Привычка действительно чувствовалась. В руках его была сила и теплота, уверенность движений. Ольга всегда любила массаж.
Но не за столиком в ресторане.
— Такого у меня еще не было, — рассмеялась она.
Теплые мужские ладони мягко обхватили ее щиколотки:
— Ну, я же сразу сказал, что я ваша судьба, — веселые голубые глаза блеснули под стеклами очков. — К кому поедем: к вам или ко мне?
Ольга на секунду задумалась, покусывая дужку очков. В конце концов, они взрослые — и это еще мягко сказано — люди. В этом возрасте уже как-то смешно и глупо разводить политес. А время дорого.
Она с интересом посмотрела на милого, интеллигентного, интересного мужчину. И решительно кивнула:
— Тогда, пожалуй, к вам.
Темнота в комнате стояла — хоть глаз выколи. А кроме того, духота — из-за наглухо закрытых окон и горячих испарений тел.
— И-и-и-и… и-и-и… и… — скреблась и тоненько подвывала под дверью собака. Добавляя нервозности в и без того напряженную ситуацию.
В стоящей темноте пыхтели голоса:
— Давайте еще вот так помассирую… да… Это хорошо?
Спустя минуту:
— А может, давайте, я спину…
— И-и-и… и-и-и… и… — ныла под дверью собака.
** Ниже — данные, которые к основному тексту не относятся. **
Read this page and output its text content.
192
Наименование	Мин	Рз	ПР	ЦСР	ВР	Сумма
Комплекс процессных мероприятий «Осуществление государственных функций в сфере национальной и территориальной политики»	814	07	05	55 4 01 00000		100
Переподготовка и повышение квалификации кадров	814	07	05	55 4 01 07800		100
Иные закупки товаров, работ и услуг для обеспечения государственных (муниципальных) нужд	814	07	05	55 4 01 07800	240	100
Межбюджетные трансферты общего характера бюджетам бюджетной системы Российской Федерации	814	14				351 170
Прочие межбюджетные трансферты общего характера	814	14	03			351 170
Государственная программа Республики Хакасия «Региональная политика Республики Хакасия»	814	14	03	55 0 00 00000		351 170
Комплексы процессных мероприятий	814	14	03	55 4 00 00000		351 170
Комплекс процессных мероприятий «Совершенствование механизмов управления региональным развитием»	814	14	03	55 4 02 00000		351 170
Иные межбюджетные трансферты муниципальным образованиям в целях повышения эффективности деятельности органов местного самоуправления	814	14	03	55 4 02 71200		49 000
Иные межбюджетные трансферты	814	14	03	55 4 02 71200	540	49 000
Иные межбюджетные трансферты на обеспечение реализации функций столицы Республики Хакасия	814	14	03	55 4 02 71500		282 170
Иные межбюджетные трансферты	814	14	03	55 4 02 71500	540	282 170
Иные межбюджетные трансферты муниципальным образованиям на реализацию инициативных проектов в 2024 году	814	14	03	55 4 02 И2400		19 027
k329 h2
В комнате неловко кряхтели:
— Нет, так не получается… я сейчас…
— Ольга… простите…
И тут, она, наконец, не выдержала и рассмеялась.
— П…простите, — Ольга пыталась сдержаться, но смех так и рвался наружу. Сколько бы она ни давилась, хохот разрывал легкие. Она пыталась махнуть рукой — показать, что не нарочно. Что не имеет претензий и вообще никак не хочет обидеть или задеть.
Но в темноте ее мимики видно не было.
А смех было слышно, причем не смеяться Ольга никак не могла.
До нее неожиданно дошел весь комизм ситуации, и дикий истеричный смех скрутил Ольгу Артуровну Кенинг, не давая ни вдохнуть, ни выдохнуть.
Сконфуженный, Алексей, наконец, отвалился от нее. И она почувствовала, как тот отодвинулся на край кровати.
А спустя пару секунду, пошарив в темноте, зажег неяркий свет ночника возле кровати.
— И-и-и… И-и-и… — сначала не поняла и притихла, но увидев блики, обнадеженно встрепенулась собака.
Удвоив усилия и пытаясь проскрести дверь насквозь.
— И-и-и… р…р-рав! — настойчиво звала она хозяина.
И Ольга хохотала еще громче.
Неловко подтянулась, села и поправила сползшую с плеча бретельку комбинации. Почему-то при свете стало неловко от своей наготы.
Алексей сидел на краю кровати, в красивых бледно-голубых трусах. С круглым блестящим в свете лампы брюшком. И с самым сконфуженным видом.
Ольга прикрыла ноги одеялом и, наконец, с трудом, буквально через силу заставила себя перестать смеяться.
— Вы простите, — Алексей — до комизма нелепый без своей дорогой одежды, с волосатой грудью и дряблыми плечами — совсем растерял уверенность и стать, — жена умерла два года назад. И вот я, видимо, отвык.
— Ничего, — снова прорвался у Ольги смех, — зато такого у меня точно еще не было.